Building up your immunity is a great preventative measure, but this is better accomplished in a different manner than what conventional medicine recommends. It turns out though that immunity doesn’t come from routinely injecting toxic ingredients like ethyl mercury, aluminum, formaldehyde, MRC-5 Cells (aborted fetal tissue cultures), MSG or polysorbate 80. But rather from ingesting recipe ingredients such as raw collard greens, beets, kale, cilantro, parsley, unsweetened cranberry juice and other raw organic produce.
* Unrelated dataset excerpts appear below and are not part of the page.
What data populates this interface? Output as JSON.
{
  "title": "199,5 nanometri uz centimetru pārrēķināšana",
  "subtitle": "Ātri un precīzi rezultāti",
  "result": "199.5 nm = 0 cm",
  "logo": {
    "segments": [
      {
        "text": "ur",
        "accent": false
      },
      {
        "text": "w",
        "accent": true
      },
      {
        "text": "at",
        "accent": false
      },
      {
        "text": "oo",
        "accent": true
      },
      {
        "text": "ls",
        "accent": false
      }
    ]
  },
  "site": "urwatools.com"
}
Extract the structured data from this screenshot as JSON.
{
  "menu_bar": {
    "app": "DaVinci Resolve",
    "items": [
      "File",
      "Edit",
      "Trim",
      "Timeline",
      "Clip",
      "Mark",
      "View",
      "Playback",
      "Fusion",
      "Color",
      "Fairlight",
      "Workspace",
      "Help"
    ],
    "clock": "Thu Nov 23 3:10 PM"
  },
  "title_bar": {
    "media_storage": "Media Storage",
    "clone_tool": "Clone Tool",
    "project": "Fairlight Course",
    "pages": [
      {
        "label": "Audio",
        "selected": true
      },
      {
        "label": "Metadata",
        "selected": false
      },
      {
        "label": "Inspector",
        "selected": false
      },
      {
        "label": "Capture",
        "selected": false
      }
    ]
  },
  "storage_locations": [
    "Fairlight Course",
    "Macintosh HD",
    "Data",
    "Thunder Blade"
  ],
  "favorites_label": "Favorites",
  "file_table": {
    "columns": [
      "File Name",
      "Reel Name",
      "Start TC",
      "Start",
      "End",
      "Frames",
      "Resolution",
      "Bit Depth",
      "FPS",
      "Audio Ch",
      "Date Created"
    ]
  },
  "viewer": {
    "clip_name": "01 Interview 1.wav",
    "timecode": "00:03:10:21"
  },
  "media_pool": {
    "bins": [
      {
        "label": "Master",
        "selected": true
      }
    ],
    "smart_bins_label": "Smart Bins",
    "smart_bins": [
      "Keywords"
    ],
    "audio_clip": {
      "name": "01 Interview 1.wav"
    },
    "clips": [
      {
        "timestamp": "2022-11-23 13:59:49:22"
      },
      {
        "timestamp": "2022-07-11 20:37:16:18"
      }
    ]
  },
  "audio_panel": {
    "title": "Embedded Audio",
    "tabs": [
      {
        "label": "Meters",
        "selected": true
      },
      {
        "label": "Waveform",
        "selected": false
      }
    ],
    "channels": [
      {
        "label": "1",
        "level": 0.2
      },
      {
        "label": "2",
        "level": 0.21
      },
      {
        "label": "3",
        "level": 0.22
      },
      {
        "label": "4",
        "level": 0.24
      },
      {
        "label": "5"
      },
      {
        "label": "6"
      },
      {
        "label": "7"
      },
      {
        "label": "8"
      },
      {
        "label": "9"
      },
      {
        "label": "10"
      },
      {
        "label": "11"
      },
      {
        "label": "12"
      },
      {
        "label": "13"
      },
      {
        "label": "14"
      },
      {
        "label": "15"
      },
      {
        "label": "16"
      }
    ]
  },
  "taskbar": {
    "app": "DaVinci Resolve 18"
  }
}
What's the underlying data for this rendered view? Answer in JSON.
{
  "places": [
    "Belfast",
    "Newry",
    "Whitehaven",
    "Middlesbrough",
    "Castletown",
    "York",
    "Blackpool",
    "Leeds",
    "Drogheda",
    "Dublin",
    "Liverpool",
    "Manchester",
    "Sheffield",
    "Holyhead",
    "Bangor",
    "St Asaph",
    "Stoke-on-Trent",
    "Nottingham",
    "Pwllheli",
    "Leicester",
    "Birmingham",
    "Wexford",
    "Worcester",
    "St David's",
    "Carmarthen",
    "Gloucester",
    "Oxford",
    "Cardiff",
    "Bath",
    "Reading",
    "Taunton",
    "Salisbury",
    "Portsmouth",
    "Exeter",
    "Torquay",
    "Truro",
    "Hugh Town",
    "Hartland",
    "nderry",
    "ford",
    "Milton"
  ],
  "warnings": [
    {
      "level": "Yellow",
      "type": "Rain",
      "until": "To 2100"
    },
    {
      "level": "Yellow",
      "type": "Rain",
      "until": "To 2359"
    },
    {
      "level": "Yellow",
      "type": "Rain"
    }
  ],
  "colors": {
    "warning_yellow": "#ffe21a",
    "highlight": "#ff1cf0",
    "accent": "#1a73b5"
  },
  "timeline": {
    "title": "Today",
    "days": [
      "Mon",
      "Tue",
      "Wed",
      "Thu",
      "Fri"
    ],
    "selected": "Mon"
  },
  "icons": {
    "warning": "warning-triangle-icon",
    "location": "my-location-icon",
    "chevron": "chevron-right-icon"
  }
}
Diet is the most important defense against disease. The right kind of diet detoxifies our bodies and provides us with enough nutrients to maintain health. The right kind of foods create sufficient numbers of beneficial bacteria in and on our bodies and this is actually what comprises the majority of our immune system. It is our beneficial bacteria that are our best and first defense against an invasion of harmful microbes. With adequate sleep, stress management, detoxification and high quality nutrition we shouldn’t get sick from the kind of exposure to pathogens that is unpreventable.
If we are to believe that germs are the sole cause of disease than we simply surrender helpless to their invisible power, powerless to stop their onslaught. The conventional approach hopes shots can prevent disease, or that pills will make diseases go away once we get them. But it turns out germs don’t cause disease, being unhealthy does. We have more control over our micro-ecologies than most people realize. If we eat right and adopt other healthy habits we are able to build up our defenses to such a level that they can withstand nearly any onslaught from disease causing organisms.
We are not powerless to the germs around us but rather masters of our own microbiology. We can shore up on nutrients and rid our bodies of toxins to prevent disease. With a healthy diet and other healthy habits we can beat pathogens before they make us sick; we can beat disease naturally, or as many would say, organically.